The enemy designs, for the most part, are fantastic. The only enemy that pales against the rest is the two-headed mite. The baby-like Cherubs will freak out the unwary gamer, just as the behemoth Hell Knights will force you to run. There is some graphical overlap to enemy design, as the Revenants and the Arch-Vile look very similar unless you're up close.
Finally, from such a beautiful game (what beauty we can see, anyway), Id really gave a half-hearted effort on the ending cinemas. It stretches maybe one minute long, and is the typical "go and take a breather...but we'll probably release an expansion pack in a bit" ending that we've seen a million times. How about not a happy ending for once?
Sound
There are some audio nods to other ID games in Doom 3. The pickup sounds for ammo and health are straight out of Quake 3, and there are some musical cues in the later complex levels that are most likely sampled from the X-Labs in Return to Castle Wolfenstein.
Sound is difficult to comment on in this game merely for the fact that there isn't a lot of it, and when there is, there's a lot of it. Sound is either nonexistent or coming at you from every whichway. They may have been some mood-setting music, I'm not sure.
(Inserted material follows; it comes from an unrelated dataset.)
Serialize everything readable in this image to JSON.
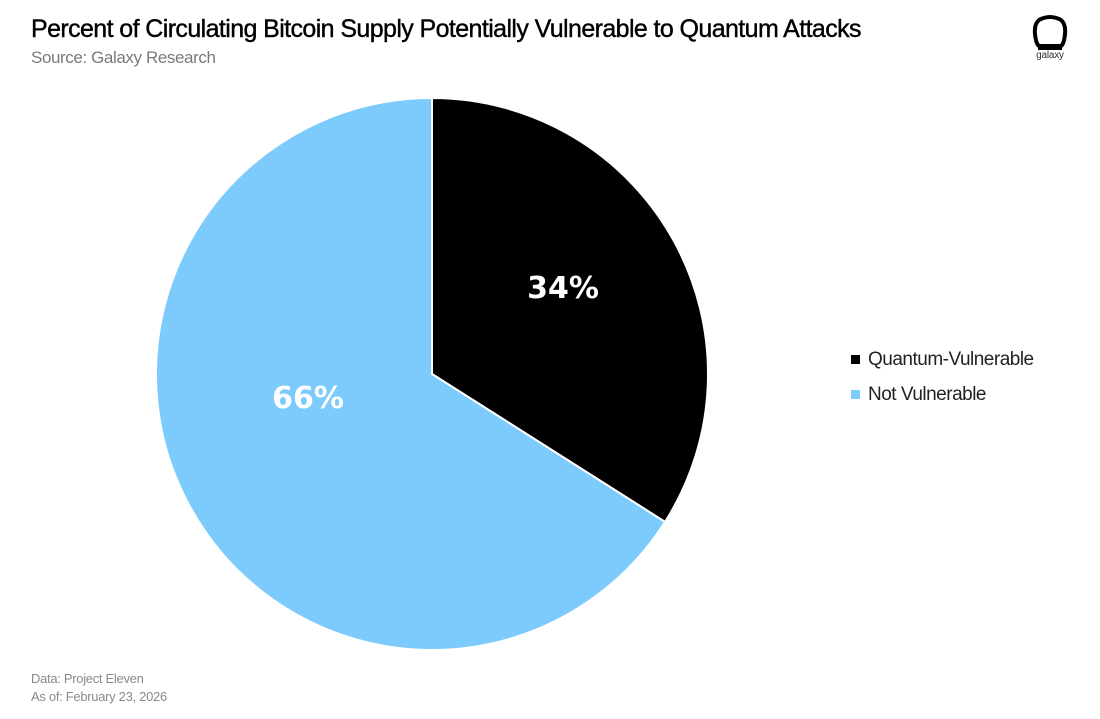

The weapons do pack a realistic and sizeable audial punch, as do the enemies, even if they become redundant after a long while. And for such a cinematic game, your character has no lines of dialogue whatsoever. A shame, really, considering 99% of the other voicework is top-notch.
Replayability
Who will play this game through again? Doom fans, or those who ran it on a cruddy computer and later upgraded, just so they could see what they paid for in the first place. Single-player allows for little variation (but what FPSer does?), so there's little to miss the first time around.
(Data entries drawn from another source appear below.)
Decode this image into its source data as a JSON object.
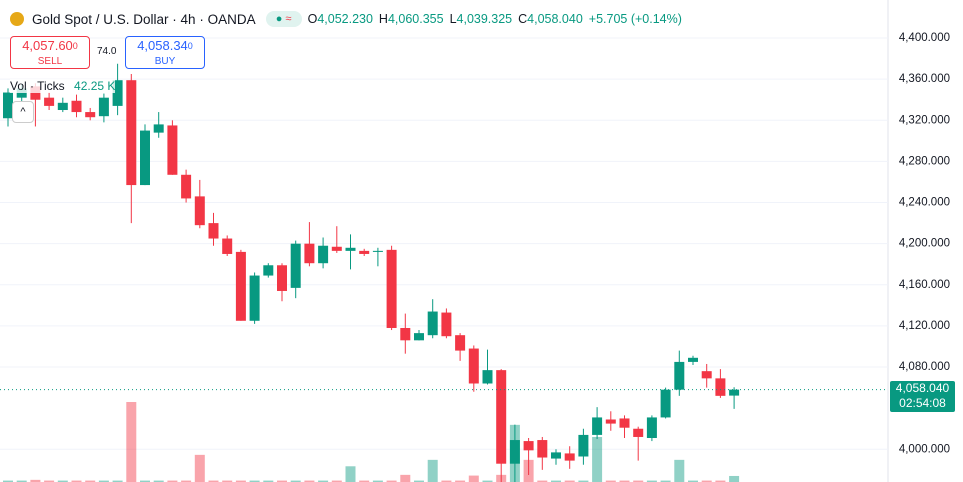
{
  "header": {
    "title": "Gold Spot / U.S. Dollar · 4h · OANDA",
    "o_label": "O",
    "open": "4,052.230",
    "h_label": "H",
    "high": "4,060.355",
    "l_label": "L",
    "low": "4,039.325",
    "c_label": "C",
    "close": "4,058.040",
    "change": "+5.705 (+0.14%)",
    "sell_price": "4,057.60",
    "sell_sup": "0",
    "sell_label": "SELL",
    "spread": "74.0",
    "buy_price": "4,058.34",
    "buy_sup": "0",
    "buy_label": "BUY",
    "volume_title": "Vol · Ticks",
    "volume_value": "42.25 K",
    "price_tag": "4,058.040",
    "countdown": "02:54:08"
  },
  "chart_data": {
    "type": "candlestick",
    "up_color": "#089981",
    "down_color": "#f23645",
    "grid": true,
    "ylim": [
      3968.2,
      4437
    ],
    "yticks": [
      {
        "value": 4000,
        "label": "4,000.000"
      },
      {
        "value": 4080,
        "label": "4,080.000"
      },
      {
        "value": 4120,
        "label": "4,120.000"
      },
      {
        "value": 4160,
        "label": "4,160.000"
      },
      {
        "value": 4200,
        "label": "4,200.000"
      },
      {
        "value": 4240,
        "label": "4,240.000"
      },
      {
        "value": 4280,
        "label": "4,280.000"
      },
      {
        "value": 4320,
        "label": "4,320.000"
      },
      {
        "value": 4360,
        "label": "4,360.000"
      },
      {
        "value": 4400,
        "label": "4,400.000"
      }
    ],
    "open": [
      4322,
      4342,
      4353,
      4342,
      4330,
      4339,
      4328,
      4324,
      4334,
      4359,
      4257,
      4308,
      4315,
      4267,
      4246,
      4220,
      4205,
      4192,
      4125,
      4169,
      4179,
      4157,
      4200,
      4181,
      4197,
      4193,
      4193,
      4192,
      4194,
      4118,
      4106,
      4111,
      4133,
      4111,
      4098,
      4064,
      4077,
      3986,
      4008,
      4009,
      3991,
      3996,
      3993,
      4014,
      4029,
      4030,
      4020,
      4011,
      4031,
      4058,
      4085,
      4076,
      4069,
      4052.23
    ],
    "high": [
      4351,
      4355,
      4356,
      4347,
      4342,
      4345,
      4332,
      4346,
      4375,
      4365,
      4316,
      4328,
      4320,
      4272,
      4262,
      4230,
      4208,
      4194,
      4172,
      4181,
      4181,
      4203,
      4221,
      4206,
      4217,
      4209,
      4195,
      4196,
      4198,
      4132,
      4116,
      4146,
      4137,
      4113,
      4101,
      4097,
      4078,
      4024,
      4011,
      4012,
      4000,
      4003,
      4020,
      4041,
      4037,
      4033,
      4022,
      4033,
      4060,
      4096,
      4091,
      4083,
      4078,
      4060.355
    ],
    "low": [
      4314,
      4335,
      4314,
      4330,
      4328,
      4323,
      4320,
      4318,
      4325,
      4220,
      4257,
      4303,
      4267,
      4240,
      4215,
      4198,
      4188,
      4125,
      4122,
      4167,
      4144,
      4147,
      4178,
      4176,
      4191,
      4175,
      4188,
      4178,
      4116,
      4093,
      4106,
      4108,
      4108,
      4086,
      4056,
      4063,
      3967,
      3968,
      3975,
      3980,
      3985,
      3981,
      3985,
      4010,
      4018,
      4011,
      3989,
      4008,
      4030,
      4052,
      4082,
      4060,
      4050,
      4039.325
    ],
    "close": [
      4347,
      4351,
      4340,
      4334,
      4337,
      4328,
      4323,
      4342,
      4359,
      4257,
      4310,
      4316,
      4267,
      4244,
      4218,
      4205,
      4190,
      4125,
      4169,
      4179,
      4154,
      4200,
      4181,
      4198,
      4193,
      4196,
      4190,
      4193,
      4118,
      4106,
      4113,
      4134,
      4110,
      4096,
      4064,
      4077,
      3986,
      4009,
      3999,
      3992,
      3997,
      3989,
      4014,
      4031,
      4025,
      4021,
      4012,
      4031,
      4058,
      4085,
      4089,
      4069,
      4052,
      4058.04
    ],
    "volume": [
      10,
      10,
      15,
      10,
      10,
      10,
      10,
      10,
      10,
      560,
      10,
      10,
      10,
      10,
      190,
      10,
      10,
      10,
      10,
      10,
      10,
      10,
      10,
      10,
      10,
      110,
      10,
      10,
      10,
      50,
      10,
      155,
      10,
      10,
      45,
      10,
      50,
      400,
      155,
      10,
      10,
      10,
      10,
      315,
      10,
      10,
      10,
      10,
      10,
      155,
      10,
      10,
      10,
      42.25
    ]
  }
}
Multiplayer is, to put a point on it, difficult. Should your computer be able to run Doom 3 well, you have to find several others on a LAN to connect to that are just as heavy-duty as your machine: almost impossible outside of a college campus network. Playing online is undoubtedly a nightmare, because the level of detail is so great that you need at least DSL to play without severe lag.
That, and the lack of a co-op mode. It would have been amazing to run through the complexes on Mars with a human-controlled buddy, but that won't happen. Oddly enough, the XBOX version of Doom 3 does have the co-op feature (although you need to link two separate machines--pretty dumb, if you ask me). This is the same issue that plagued Halo: co-op on XBOX, but not on the PC.
Final Word:
Is it the best videogame ever made? Probably not. It had more than its fair share of hype, and it lives up to the Doom name, and is certainly more enjoyable than other late-day FPSers (Unreal 2, Halo 1&2). But Doom 3 doesn't win by default just because it's better than the rest. This game has many of the same irksome qualities as Half-Life, with one long mission and almost no down-time, but it is far more entertaining (and MUCH less overrated).
Is it my favorite FPSer of all time? No; that's reserved for Quake III. Still, Doom 3 is a fun distraction for a couple weeks. Multiplayer will extend the playtime, if you can get past all the hiccups I've mentioned. There are stores that still sell this title for upwards of $35. You'd be better off going to Sam's Club--they slashed the price to $18.
Is the game worth the money? As it stands when I paid for it ($18), yes. But for those of you who paid upwards of $50 when it came out (or preordered it), and those Xbox owners who shell out the same right now, I pity you. Most of that money paid for the visuals; the gameplay is nothing we haven't done before. Ask yourself this: if you were to take the graphics and bring them down to the level of Quake 2, would it be as unique as Quake 2? I doubt it. This is a game with superb graphics on top of an average (although tried-and-true) play method.
Doom 3 is, in truth, like a GTO with a V6 or, an easier metaphor, Jessica Simpson--nice to look at, but with nothing ingenious running under the hood.